One of the interesting findings in the present study was the fact that statin users had lower bone turnover markers at the baseline, consistent with previous reports that statins inhibit bone resorption while stimulating bone formation [36]. Although statins and bisphosphonates potentially share a common pathway in their inhibitory effect on bone resorption, our results indicate that statins do not blunt responsiveness to risedronate.

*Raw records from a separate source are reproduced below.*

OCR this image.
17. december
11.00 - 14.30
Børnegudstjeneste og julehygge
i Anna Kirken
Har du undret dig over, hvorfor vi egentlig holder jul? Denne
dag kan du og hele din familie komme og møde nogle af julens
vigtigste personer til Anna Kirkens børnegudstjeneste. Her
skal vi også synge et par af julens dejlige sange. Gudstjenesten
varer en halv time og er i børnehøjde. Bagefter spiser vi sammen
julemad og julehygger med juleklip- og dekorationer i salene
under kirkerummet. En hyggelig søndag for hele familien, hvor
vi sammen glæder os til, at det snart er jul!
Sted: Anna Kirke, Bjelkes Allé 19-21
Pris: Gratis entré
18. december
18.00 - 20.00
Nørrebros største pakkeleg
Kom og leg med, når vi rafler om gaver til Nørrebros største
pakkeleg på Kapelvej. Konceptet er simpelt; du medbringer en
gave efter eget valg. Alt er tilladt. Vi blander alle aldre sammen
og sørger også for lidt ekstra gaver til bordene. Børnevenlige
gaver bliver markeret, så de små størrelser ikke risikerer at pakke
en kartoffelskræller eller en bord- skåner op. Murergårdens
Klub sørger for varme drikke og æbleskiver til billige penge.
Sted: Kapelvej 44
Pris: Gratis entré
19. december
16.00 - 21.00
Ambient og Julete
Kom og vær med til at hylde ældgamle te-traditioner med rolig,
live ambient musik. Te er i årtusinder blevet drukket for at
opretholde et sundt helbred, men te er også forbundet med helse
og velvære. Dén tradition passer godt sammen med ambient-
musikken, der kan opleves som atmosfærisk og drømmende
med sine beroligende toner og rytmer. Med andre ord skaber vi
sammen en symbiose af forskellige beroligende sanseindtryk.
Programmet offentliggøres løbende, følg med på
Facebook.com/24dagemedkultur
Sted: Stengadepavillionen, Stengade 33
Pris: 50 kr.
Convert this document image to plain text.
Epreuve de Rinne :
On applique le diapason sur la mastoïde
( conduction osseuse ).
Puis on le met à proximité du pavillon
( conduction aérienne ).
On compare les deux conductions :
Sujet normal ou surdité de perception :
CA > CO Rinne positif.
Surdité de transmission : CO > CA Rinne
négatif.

And no other drugs compromised risedronate effect in the present study. These results argue against a possibility that particular drugs affecting bone turnover may also hamper risedronate effect.

Limitations

There are limitations in this study. First, this was a post hoc analysis of pooled data from 3 trials, which were originally neither intended to determine influence of comorbidities nor randomized for their presence. Various potential confounders may have affected the presented results. Second, the presence or absence of metabolic syndrome was not determined according to its strict criteria, as the diagnosis of metabolic syndrome components in the current study were not based on actual values of biochemical tests. Third, the number of subjects in some subgroups was small. We were therefore unable to draw definitive conclusion especially about the influence of each medication as well as the effect of risedronate in subjects with all the three comorbidities. Fourth, the current analysis did not assess risedronate effect on hip BMD. Finally, we were unable to investigate anti-fracture efficacy of risedronate due to the small sample number and the original study protocols not designed for this purpose.

Conclusion

In summary, we demonstrated that the presence of DM, HT, or DL had virtually no effects on bone response to risedronate in subjects with osteoporosis. Commonly used medications for those comorbidities did not have apparent influence on risedronate effects, either. The profile of adverse events was also similar regardless of the presence of those metabolic diseases. We therefore conclude that physicians can prescribe risedronate to patients with those comorbidities with considerable confidence, expecting consistent efficacy and safety.